The answer to this question is not easy. Holistic security is the only answer. If you're going to be Internet-connected, you need both, plain and simple. There are ways to minimize exposure but you need to understand threats and how they pertain to what's important on your network.
If you try to rely exclusively on endpoint protection, what about your devices that don't/can't have endpoint protection? ...printers, cameras, phones, etc. are examples of devices that are commonly exploited in a network where you probably can't layer on endpoint protection.
Conversely, a firewall only protects you at the boundary. Once an attacker is inside, they often have uninhibited access to the internal network and can then laterally move or escalate to effect whatever outcome they're after.
Each business needs to understand what's important for their company. An ecommerce site has their intellectual property (IP) out in front of the world. So they leverage reverse proxies, firewalls, code reviews, as well as host-based protections. A political organization where the users and their information are important would probably focus more heavily on email encryption, attachment sandboxing, disk encryption, AV/AM solutions, etc.

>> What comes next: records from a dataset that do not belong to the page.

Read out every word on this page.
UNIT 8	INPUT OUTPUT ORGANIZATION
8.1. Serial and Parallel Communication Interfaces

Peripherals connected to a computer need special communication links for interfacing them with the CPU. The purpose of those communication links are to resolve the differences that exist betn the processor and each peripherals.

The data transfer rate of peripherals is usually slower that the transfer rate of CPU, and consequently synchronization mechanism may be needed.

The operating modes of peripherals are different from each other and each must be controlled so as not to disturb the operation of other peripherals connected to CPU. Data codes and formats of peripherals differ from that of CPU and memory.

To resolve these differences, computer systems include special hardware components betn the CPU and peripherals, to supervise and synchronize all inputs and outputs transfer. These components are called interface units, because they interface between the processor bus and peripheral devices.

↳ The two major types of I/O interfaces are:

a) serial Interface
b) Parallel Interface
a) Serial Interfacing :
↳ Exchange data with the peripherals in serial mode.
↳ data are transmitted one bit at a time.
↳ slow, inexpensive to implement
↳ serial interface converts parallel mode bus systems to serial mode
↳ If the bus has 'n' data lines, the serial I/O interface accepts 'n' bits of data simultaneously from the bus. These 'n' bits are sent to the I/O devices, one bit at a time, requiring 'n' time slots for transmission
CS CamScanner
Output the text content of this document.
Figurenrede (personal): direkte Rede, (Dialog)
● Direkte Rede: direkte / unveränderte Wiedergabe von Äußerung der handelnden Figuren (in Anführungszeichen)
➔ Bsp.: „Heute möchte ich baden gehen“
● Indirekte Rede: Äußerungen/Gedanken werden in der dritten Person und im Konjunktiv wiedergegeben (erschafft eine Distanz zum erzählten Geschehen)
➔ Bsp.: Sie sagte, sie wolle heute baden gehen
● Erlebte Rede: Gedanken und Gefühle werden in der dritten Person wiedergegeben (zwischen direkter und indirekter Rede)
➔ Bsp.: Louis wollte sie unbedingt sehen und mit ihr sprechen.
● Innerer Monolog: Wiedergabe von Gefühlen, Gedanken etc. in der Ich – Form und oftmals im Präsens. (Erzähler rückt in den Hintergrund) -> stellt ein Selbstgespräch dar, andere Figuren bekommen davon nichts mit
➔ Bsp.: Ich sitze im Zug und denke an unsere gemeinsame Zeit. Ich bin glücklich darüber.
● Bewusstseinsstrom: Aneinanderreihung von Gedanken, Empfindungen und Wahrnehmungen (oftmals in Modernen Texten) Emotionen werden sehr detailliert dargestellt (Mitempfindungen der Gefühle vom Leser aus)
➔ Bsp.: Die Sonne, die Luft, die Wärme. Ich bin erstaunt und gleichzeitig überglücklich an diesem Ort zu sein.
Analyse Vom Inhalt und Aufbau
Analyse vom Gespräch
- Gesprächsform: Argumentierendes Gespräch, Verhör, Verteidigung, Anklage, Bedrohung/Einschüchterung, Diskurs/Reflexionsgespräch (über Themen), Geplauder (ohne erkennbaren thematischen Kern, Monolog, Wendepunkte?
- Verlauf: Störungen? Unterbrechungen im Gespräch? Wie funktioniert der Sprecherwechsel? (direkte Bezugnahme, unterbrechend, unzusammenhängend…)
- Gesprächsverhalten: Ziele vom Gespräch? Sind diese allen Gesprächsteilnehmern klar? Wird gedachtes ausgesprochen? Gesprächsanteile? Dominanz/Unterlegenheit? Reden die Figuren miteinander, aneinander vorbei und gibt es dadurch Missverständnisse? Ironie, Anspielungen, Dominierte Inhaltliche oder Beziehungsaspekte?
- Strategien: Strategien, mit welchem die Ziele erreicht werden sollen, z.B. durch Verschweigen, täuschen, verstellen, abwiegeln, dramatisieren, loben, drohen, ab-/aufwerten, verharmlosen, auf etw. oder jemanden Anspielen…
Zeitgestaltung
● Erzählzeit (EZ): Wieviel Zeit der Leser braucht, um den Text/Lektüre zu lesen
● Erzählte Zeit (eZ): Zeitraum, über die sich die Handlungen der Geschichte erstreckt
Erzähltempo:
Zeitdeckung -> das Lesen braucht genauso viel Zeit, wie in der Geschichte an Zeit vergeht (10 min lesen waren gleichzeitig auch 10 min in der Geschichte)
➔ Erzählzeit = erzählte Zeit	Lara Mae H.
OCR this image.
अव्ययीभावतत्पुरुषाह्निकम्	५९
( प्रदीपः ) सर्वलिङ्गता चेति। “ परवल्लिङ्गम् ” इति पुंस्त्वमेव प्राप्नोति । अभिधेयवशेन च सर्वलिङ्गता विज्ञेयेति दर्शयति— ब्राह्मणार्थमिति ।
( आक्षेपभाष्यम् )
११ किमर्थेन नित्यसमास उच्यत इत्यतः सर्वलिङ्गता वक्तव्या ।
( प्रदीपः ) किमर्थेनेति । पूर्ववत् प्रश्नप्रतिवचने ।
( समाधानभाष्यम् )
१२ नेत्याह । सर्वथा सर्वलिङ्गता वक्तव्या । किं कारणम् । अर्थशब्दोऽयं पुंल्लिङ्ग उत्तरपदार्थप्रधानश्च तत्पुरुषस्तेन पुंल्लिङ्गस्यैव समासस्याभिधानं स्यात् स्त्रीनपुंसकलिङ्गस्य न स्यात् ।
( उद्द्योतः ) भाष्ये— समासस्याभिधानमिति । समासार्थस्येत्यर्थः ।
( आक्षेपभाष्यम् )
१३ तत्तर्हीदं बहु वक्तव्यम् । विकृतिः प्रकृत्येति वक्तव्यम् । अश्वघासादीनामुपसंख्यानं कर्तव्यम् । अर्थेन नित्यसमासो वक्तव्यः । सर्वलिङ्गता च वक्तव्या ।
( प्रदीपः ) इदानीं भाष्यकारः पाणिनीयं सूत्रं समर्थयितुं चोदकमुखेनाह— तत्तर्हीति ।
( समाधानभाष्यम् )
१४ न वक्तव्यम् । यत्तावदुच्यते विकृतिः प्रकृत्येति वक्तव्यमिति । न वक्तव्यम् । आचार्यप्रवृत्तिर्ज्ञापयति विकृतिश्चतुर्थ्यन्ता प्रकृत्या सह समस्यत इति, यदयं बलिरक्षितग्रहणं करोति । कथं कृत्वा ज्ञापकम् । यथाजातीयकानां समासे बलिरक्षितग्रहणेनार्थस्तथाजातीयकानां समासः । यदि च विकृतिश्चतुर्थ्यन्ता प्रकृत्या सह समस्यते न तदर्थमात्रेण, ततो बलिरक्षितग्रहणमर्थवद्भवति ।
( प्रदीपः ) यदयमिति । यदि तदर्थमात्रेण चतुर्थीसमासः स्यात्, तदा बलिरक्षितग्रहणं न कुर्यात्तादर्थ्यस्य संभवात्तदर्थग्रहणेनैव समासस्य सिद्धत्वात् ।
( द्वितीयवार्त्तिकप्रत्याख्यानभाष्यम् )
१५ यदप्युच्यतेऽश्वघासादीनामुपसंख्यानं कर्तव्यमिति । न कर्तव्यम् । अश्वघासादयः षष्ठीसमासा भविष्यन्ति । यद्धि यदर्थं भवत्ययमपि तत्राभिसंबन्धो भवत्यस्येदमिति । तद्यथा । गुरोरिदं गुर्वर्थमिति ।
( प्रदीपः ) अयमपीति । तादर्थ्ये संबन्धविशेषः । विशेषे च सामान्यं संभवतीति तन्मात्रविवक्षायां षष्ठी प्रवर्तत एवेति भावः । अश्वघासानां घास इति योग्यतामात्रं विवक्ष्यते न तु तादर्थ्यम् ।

The real answer is that there is no one panacea for security. It's all about evaluating risk and leveraging resources according to what's important to each organization.
My personal opinion is that architecture is the best answer: for non-ecommerce companies, keep everything you can on a closed network that never touches the Internet and for those services that require it (email, web, etc.) that be accomplished in a thin/zero client, non-persistent OS that doesn't have access to the corp net. Any files that need to traverse the Internet-to-closed-net boundary be done by IT staff via a very deliberate process (download, scan, compare hashes, sandbox, move to closed net). This suggestion has its limits but considering the ratio of attacks and vulnerabilities originating from being connected to the Internet, cordoning it off as much as possible, in my opinion, is the best answer.